Isoelectric point

From Wikipedia, the free encyclopedia

The isoelectric point (pI) is the pH at which a molecule carries no net electrical charge. In order to have a sharp isoelectric point, a molecule must be amphoteric, meaning it must have both acidic and basic functional groups. Proteins and amino acids are common molecules that meet this requirement.

For an amino acid with only one amine and one carboxyl group, the pI can be calculated from the pKas of this molecule.

$pI = {{pK_1 + pK_2} \over 2}$

For amino acids with more than two ionizable groups, such as lysine for example, the same formula is used, but this time the two pKa's used are those of the two groups that lose and gain a charge from the neutral form of the amino acid. Lysine has a single carboxylic pKa and two amide pKa values (one of which is on the R-group), so fully protonated lysine has a +2 net charge. To get a neutral charge, we must deprotonate the lysine twice , and therefore use the R-group and amide pKa values (found at List of standard amino acids).

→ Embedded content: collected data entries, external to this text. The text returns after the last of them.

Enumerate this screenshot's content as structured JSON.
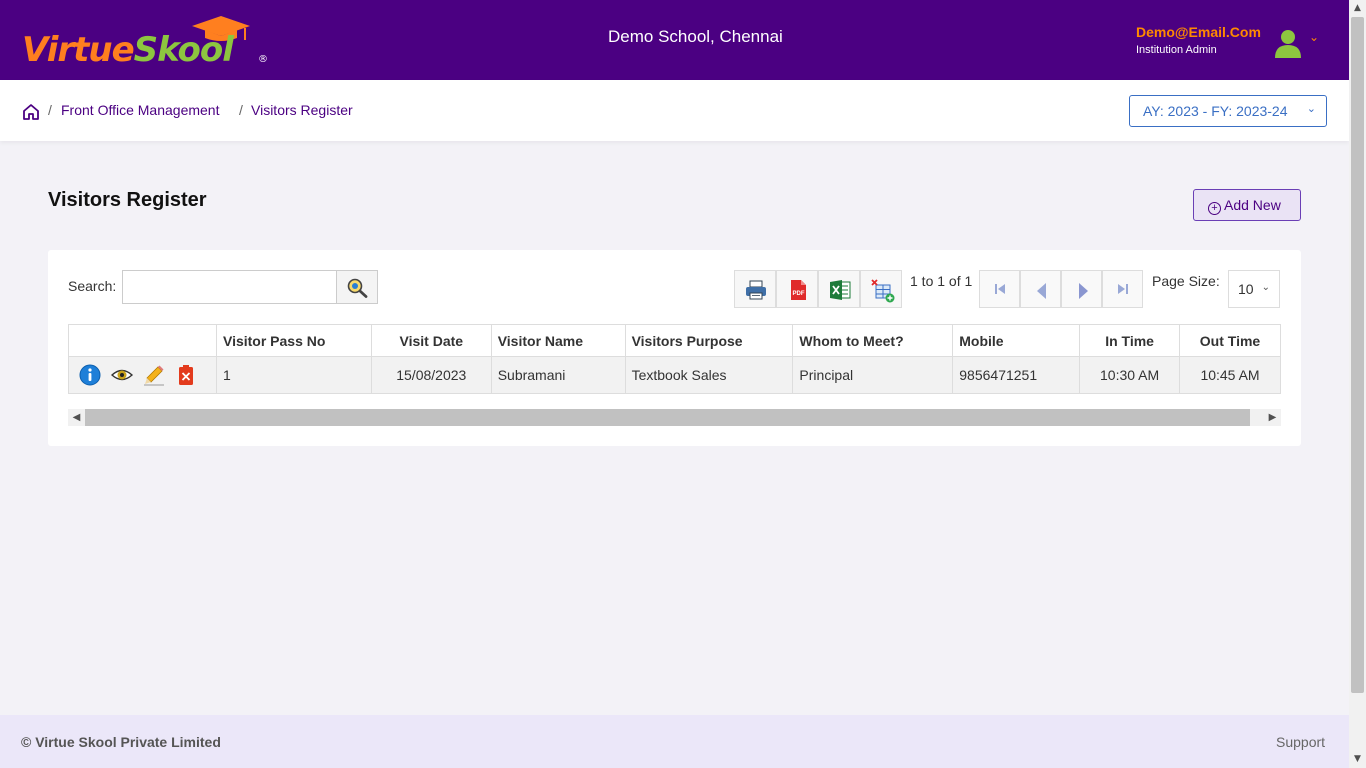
{
  "brand": {
    "logo_part1": "Virtue",
    "logo_part2": "Skool",
    "registered": "®"
  },
  "header": {
    "school_name": "Demo School, Chennai",
    "user_email": "Demo@Email.Com",
    "user_role": "Institution Admin",
    "user_menu_caret": "⌄"
  },
  "breadcrumb": {
    "items": [
      "Front Office Management",
      "Visitors Register"
    ],
    "separator": "/"
  },
  "academic_year": {
    "label": "AY: 2023 - FY: 2023-24",
    "caret": "⌄"
  },
  "page": {
    "title": "Visitors Register",
    "add_new_label": "Add New"
  },
  "toolbar": {
    "search_label": "Search:",
    "search_value": "",
    "pager_info": "1 to 1 of 1",
    "page_size_label": "Page Size:",
    "page_size_value": "10",
    "icons": [
      "print-icon",
      "pdf-icon",
      "excel-icon",
      "column-chooser-icon"
    ]
  },
  "table": {
    "columns": [
      "",
      "Visitor Pass No",
      "Visit Date",
      "Visitor Name",
      "Visitors Purpose",
      "Whom to Meet?",
      "Mobile",
      "In Time",
      "Out Time"
    ],
    "rows": [
      {
        "pass_no": "1",
        "visit_date": "15/08/2023",
        "visitor_name": "Subramani",
        "purpose": "Textbook Sales",
        "whom_to_meet": "Principal",
        "mobile": "9856471251",
        "in_time": "10:30 AM",
        "out_time": "10:45 AM"
      }
    ]
  },
  "footer": {
    "copyright": "© Virtue Skool Private Limited",
    "support": "Support"
  },
  "colors": {
    "header_bg": "#4b0082",
    "accent_orange": "#ff7f1f",
    "accent_green": "#8dc63f",
    "link_blue": "#3a6fc4",
    "footer_bg": "#ebe7f9"
  }
}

$pI = {{9.06 + 10.54} \over 2} = 9.80$

However, a more exact treatment of this requires advanced acid/base knowledge and calculations.

Proteins can be separated according to their isoelectric point in a process known as isoelectric focusing.

At a pH below the pI, proteins carry a net positive charge. Above the pI they carry a net negative charge. This has implications for running electrophoretic gels (see Agarose gel electrophoresis). The pH of an electrophoretic gel is determined by the buffer used for that gel. If the pH of the buffer is above the pI of the protein being run, the protein will migrate to the positive pole (negative charge is attracted to a positive pole). If the pH of the buffer is below the pI of the protein being run, the protein will migrate to the negative pole of the gel (positive charge is attracted to the negative pole). If the protein is run with a buffer pH that is equal to the pI, it will not migrate at all. This is also true for individual amino acids.